Drawing on field data from pizza-delivery stores, and also staging a laboratory experiment in which groups of college students were tasked with folding as many T-shirts as possible under varying leadership styles, the researchers found that introverted leaders can be just as effective as extroverted ones—depending on what sorts of people they are managing.
When employees were proactive—introducing new ideas or actively seeking out feedback—groups led by introverted leaders earned higher profits (or achieved higher rates of productivity) than those led by extroverts. But for groups of employees who were not proactive, the reverse was true.
“Because extroverted leaders like to be the center of attention,” Grant theorizes, “they tend to be threatened by employee proactivity.” This can lead to personality conflicts, power struggles, and even open hostility between a manager and his employees. “Introverted leaders, on the other hand, are more likely to listen carefully to suggestions and support employees’ efforts to be proactive.”
Significantly, the study found that both successful pairings—extroverts with passive employees and introverts with proactive ones—produced more or less equivalent results in terms of productivity. “Our research provides insight into when each style is effective,” Grants says, “as opposed to trying to test which one is better, which I think is the wrong question.”
—Ty Russell C’11
There’s good news and bad news in the kingdom of Cap’n Crunch—for small children and their parents, that is. First the good news. In an experiment conducted by researchers in the Annenberg School for Communication, kindergarten-aged kids liked the taste of an unfamiliar breakfast cereal more when it was called “Healthy Bits” than when it was called “Sugar Bits.” So, score one for public-health campaigns encouraging nutritious food choices.
But there’s a simple way to get them to abandon that preference: slap an image of a “licensed spokescharacter” on the front of the box. Doctoral candidates Matthew LaPierre and Sarah Vaala, along with associate professor Deborah Linebarger, confirmed what the Kelloggs of the world have known for some time by staging a taste test involving a single cereal presented in a variety of packaging configurations.
The cereal in question contained six grams of sugar per serving, putting it in the middle ground between Whole Grain Cheerios (one gram) and SpongeBob SquarePants cereal (13 grams). When they presented it as “Healthy Bits,” their four- to six-year-old subjects rated its taste highly regardless of what the box looked like.

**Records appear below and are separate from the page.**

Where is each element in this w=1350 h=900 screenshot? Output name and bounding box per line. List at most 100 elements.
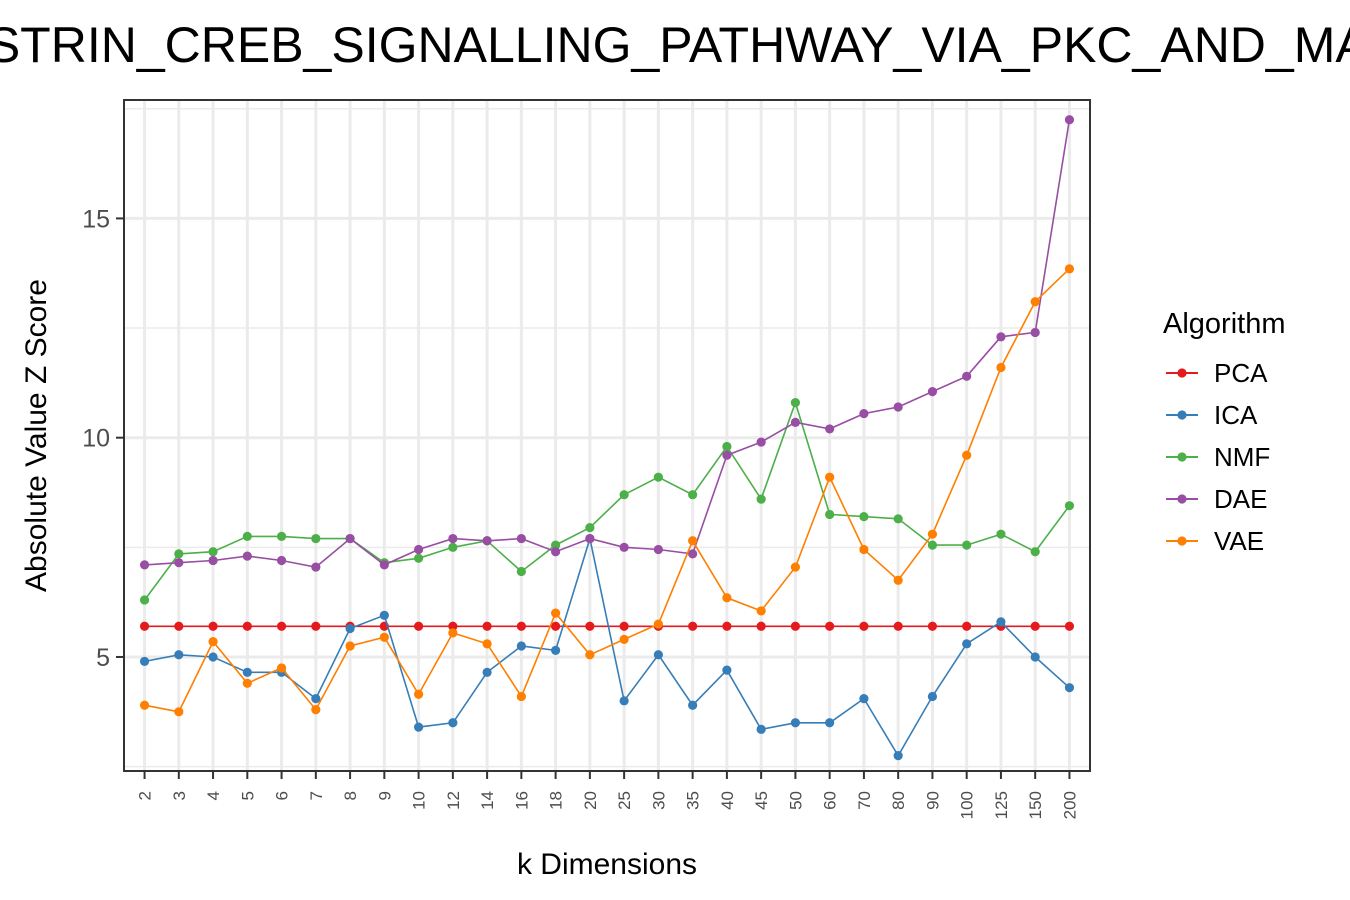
data-point bbox=[859, 694, 869, 704]
data-point bbox=[962, 371, 972, 381]
data-point bbox=[619, 490, 629, 500]
legend-item: PCA bbox=[1166, 358, 1268, 388]
data-point bbox=[859, 512, 869, 522]
data-point bbox=[311, 705, 321, 715]
legend-label: NMF bbox=[1214, 442, 1270, 472]
data-point bbox=[619, 621, 629, 631]
x-tick-label: 20 bbox=[581, 791, 600, 810]
data-point bbox=[1064, 115, 1075, 125]
data-point bbox=[276, 531, 287, 541]
data-point bbox=[345, 641, 355, 651]
data-point bbox=[653, 650, 663, 660]
data-point bbox=[722, 450, 732, 460]
legend-key-point bbox=[1177, 368, 1187, 378]
data-point bbox=[893, 621, 903, 631]
data-point bbox=[311, 621, 321, 631]
data-point bbox=[242, 667, 252, 677]
data-point bbox=[962, 450, 972, 460]
data-point bbox=[174, 558, 184, 568]
x-tick-label: 100 bbox=[958, 791, 977, 819]
data-point bbox=[688, 536, 698, 546]
data-point bbox=[927, 387, 938, 397]
data-point bbox=[619, 696, 629, 706]
data-point bbox=[893, 751, 903, 761]
series-line bbox=[144, 119, 1071, 568]
data-point bbox=[174, 621, 184, 631]
x-tick-label: 150 bbox=[1026, 791, 1045, 819]
series-ica bbox=[139, 533, 1075, 761]
data-point bbox=[139, 560, 150, 570]
data-point bbox=[208, 652, 218, 662]
legend-key-point bbox=[1177, 494, 1187, 504]
data-point bbox=[927, 540, 938, 550]
data-point bbox=[1064, 501, 1075, 511]
data-point bbox=[516, 621, 526, 631]
data-point bbox=[585, 533, 595, 544]
data-point bbox=[139, 700, 150, 710]
series-vae bbox=[139, 264, 1075, 717]
data-point bbox=[208, 637, 218, 647]
x-tick-label: 50 bbox=[786, 791, 805, 810]
data-point bbox=[379, 632, 389, 642]
data-point bbox=[448, 621, 458, 631]
y-tick-label: 10 bbox=[82, 425, 110, 453]
data-point bbox=[482, 667, 492, 677]
x-tick-label: 7 bbox=[307, 791, 326, 800]
data-point bbox=[585, 621, 595, 631]
x-axis-title: k Dimensions bbox=[517, 848, 697, 881]
data-point bbox=[722, 665, 732, 675]
data-point bbox=[413, 621, 424, 631]
data-point bbox=[174, 549, 184, 559]
x-tick-label: 30 bbox=[649, 791, 668, 810]
legend-key-point bbox=[1177, 536, 1187, 546]
data-point bbox=[551, 547, 561, 557]
legend-item: ICA bbox=[1166, 400, 1258, 430]
legend-key-point bbox=[1177, 410, 1187, 420]
y-axis-title: Absolute Value Z Score bbox=[20, 279, 53, 592]
data-point bbox=[1030, 547, 1040, 557]
data-point bbox=[1030, 621, 1040, 631]
data-point bbox=[516, 533, 526, 544]
data-point bbox=[276, 621, 287, 631]
x-tick-label: 80 bbox=[889, 791, 908, 810]
data-point bbox=[413, 553, 424, 563]
data-point bbox=[1030, 652, 1040, 662]
data-point bbox=[242, 621, 252, 631]
data-point bbox=[756, 724, 766, 734]
series-nmf bbox=[139, 398, 1075, 605]
data-point bbox=[859, 544, 869, 555]
data-point bbox=[276, 555, 287, 566]
data-point bbox=[242, 551, 252, 561]
data-point bbox=[722, 593, 732, 603]
x-tick-label: 8 bbox=[341, 791, 360, 800]
data-point bbox=[653, 472, 663, 482]
data-point bbox=[893, 402, 903, 412]
data-point bbox=[825, 621, 835, 631]
data-point bbox=[996, 332, 1006, 342]
data-point bbox=[516, 641, 526, 651]
legend-label: VAE bbox=[1214, 526, 1264, 556]
legend-item: VAE bbox=[1166, 526, 1264, 556]
data-point bbox=[1064, 264, 1075, 274]
x-tick-label: 16 bbox=[512, 791, 531, 810]
series-line bbox=[144, 535, 1070, 758]
data-point bbox=[927, 621, 938, 631]
data-point bbox=[551, 540, 561, 550]
data-point bbox=[859, 621, 869, 631]
data-point bbox=[996, 529, 1006, 539]
data-point bbox=[482, 536, 492, 546]
plot-panel bbox=[123, 99, 1091, 772]
x-tick-label: 14 bbox=[478, 791, 497, 810]
data-point bbox=[756, 437, 766, 447]
data-point bbox=[1064, 621, 1075, 631]
y-axis: 5 10 15 bbox=[82, 205, 124, 672]
data-point bbox=[927, 691, 938, 702]
data-point bbox=[893, 514, 903, 524]
data-point bbox=[790, 718, 801, 728]
data-point bbox=[448, 533, 458, 544]
x-axis: 2 3 4 5 6 7 8 9 10 12 14 16 18 20 25 30 35 40 45 50 60 70 80 90… bbox=[136, 771, 1079, 819]
data-point bbox=[756, 494, 766, 504]
chart-title: GASTRIN_CREB_SIGNALLING_PATHWAY_VIA_PKC_… bbox=[0, 17, 1350, 73]
data-point bbox=[790, 417, 801, 427]
data-point bbox=[551, 608, 561, 618]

But that changed when they called it “Sugar Bits.” Participants who got their “Sugar Bits” from a box emblazoned with pictures of Mumble and Gloria (two well-known cartoon penguins from the movie Happy Feet that don’t appear on any actual cereal packaging) rated its taste significantly higher than participants who got it from a spokescharacter-bereft box—just as high, indeed, as the “Healthy Bits.”
“It is promising that messages encouraging healthier eating habits seem to resonate with young children,” the researchers noted, “and disconcerting that the mere presence of a character on food packaging seems to override this judgment.”